Каждая из этих социально-экономических систем имела свои собственные законы движения, принципиально отличавшиеся от других. Поэтому бессмысленно пытаться открыть законы политической экономии «в целом». Необходимо открыть особые законы, управляющие каждой системой, и именно это сделал Маркс. Анархия производства не может сдержать требований современной промышленности, технологий и науки. Единственный способ разрешить противоречия капитализма, которые являются причиной голода, бедности, войн и терроризма, - это социалистическое преобразование общества.
Важно отметить, что процесс человеческого развития постоянно ускоряется. Феодализм просуществовал меньше времени, чем рабство, а капитализм просуществовал всего два-три века. Более того, темпы развития производительных сил при капитализме были намного более высокими, чем в любом предыдущем обществе. В этот период было сделано больше изобретений, чем за всю предыдущую историю. Но это лихорадочное развитие промышленности, науки и техники вступило в конфликт с узкими рамками частной собственности и национального государства. Капитализм в период старческого упадка уже не способен развивать производительные силы, как это было в прошлом. Это основная причина нынешнего кризиса, который начинает угрожать самому существованию человечества.
Сегодня марксистская теория государства - это в значительной степени открытая и интеллектуально плюралистическая исследовательская структура. Однако почти все авторы разделяют отказ от позитивистского взгляда на государство как на юридическое образование, ограниченное его формальной конституцией. Все согласны с тем, что государство существует материально как совокупность институтов, но также как совокупность политических, идеологических, правовых, экономических и социальных практик. Такая практика обеспечивает притязания государства на легитимность, воспроизводя его как представителя общих социальных интересов, продолжая при этом способствовать накоплению капитала, опосредуя отношения между конкурирующими фракциями капиталистического класса и интегрируя эти фракции в глобальное обращение капитала.
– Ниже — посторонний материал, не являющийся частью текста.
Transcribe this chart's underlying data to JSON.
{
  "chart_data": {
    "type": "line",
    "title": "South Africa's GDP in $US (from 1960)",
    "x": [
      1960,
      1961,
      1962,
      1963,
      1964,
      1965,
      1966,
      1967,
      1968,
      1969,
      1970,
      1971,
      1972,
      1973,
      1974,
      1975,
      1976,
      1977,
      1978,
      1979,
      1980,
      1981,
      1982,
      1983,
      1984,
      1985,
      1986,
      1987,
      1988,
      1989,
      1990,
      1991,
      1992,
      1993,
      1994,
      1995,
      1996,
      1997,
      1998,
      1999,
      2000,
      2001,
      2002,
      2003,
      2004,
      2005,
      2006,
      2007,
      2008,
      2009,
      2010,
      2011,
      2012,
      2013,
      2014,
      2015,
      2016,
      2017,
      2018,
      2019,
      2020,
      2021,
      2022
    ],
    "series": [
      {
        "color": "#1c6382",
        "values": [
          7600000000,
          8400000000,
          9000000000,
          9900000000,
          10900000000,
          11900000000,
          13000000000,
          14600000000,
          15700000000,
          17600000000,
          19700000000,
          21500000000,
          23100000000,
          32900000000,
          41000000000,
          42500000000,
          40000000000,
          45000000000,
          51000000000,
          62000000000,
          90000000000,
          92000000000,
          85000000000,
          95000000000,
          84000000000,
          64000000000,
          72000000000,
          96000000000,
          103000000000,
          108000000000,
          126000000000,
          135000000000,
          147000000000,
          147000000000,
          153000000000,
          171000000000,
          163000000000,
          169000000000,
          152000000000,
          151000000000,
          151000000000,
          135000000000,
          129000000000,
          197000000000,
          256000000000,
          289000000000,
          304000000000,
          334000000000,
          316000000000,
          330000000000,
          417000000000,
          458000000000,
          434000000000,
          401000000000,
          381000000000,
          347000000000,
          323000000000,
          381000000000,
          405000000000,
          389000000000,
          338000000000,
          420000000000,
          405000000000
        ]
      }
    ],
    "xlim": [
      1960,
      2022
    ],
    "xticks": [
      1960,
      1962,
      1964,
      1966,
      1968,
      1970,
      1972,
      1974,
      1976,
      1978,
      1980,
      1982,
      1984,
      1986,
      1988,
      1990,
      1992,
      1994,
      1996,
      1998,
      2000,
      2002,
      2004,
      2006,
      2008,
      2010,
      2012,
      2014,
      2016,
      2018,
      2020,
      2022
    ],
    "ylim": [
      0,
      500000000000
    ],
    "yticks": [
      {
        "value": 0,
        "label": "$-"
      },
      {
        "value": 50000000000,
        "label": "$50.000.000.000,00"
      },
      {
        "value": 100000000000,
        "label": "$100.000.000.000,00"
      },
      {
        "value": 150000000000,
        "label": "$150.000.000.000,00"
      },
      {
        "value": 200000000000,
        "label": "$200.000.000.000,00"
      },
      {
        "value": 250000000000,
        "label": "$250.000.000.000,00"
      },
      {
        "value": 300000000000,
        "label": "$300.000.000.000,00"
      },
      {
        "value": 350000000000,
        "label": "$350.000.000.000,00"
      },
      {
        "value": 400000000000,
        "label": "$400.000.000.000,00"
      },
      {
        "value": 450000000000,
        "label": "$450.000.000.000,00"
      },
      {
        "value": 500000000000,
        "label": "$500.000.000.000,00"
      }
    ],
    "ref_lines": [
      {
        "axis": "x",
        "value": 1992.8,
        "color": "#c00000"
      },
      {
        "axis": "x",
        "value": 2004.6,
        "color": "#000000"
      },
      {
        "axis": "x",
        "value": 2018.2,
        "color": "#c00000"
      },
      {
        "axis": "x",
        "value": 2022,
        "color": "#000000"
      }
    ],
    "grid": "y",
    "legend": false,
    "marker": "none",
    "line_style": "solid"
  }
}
В настоящее время открываются по крайней мере четыре новых теоретических рубежа, чтобы дополнить предыдущие упущения. Во-первых, растущий интерес к социальному воспроизводству вызвал дискуссию о роли государства в воспроизводстве гендерных ролей и координации не оплачиваемого труда, необходимого для накопления капитала. Во-вторых, недавние дискуссии об «авторитарном неолиберализме» исследовали, как неолиберальное управление последних нескольких десятилетий опиралось на реконфигурацию государственной власти в сторону менее демократического надзора. Как следствие, это также привело к повышению интереса к роли, которую играет государственные механизмы принуждения, особенно в отношении лишения свободы. Наконец, неотложность климатического кризиса привлекла внимание многих исследователей к государству как к месту борьбы за добычу ресурсов и будущую политику по смягчению последствий изменения климата. исследований продолжают обновлять и адаптировать традицию марксистского мышления о государстве, способствуя ее постоянному развитию в качестве объяснительной теоретической основы.
_______________________
1См.: Беттке, Питер Дж. Политическая экономия советского социализма: годы становления 1918–1928, 1990г.
2См.: Ойген фон Бём-Баверк / Карл Маркс и конец его системы / 1896г.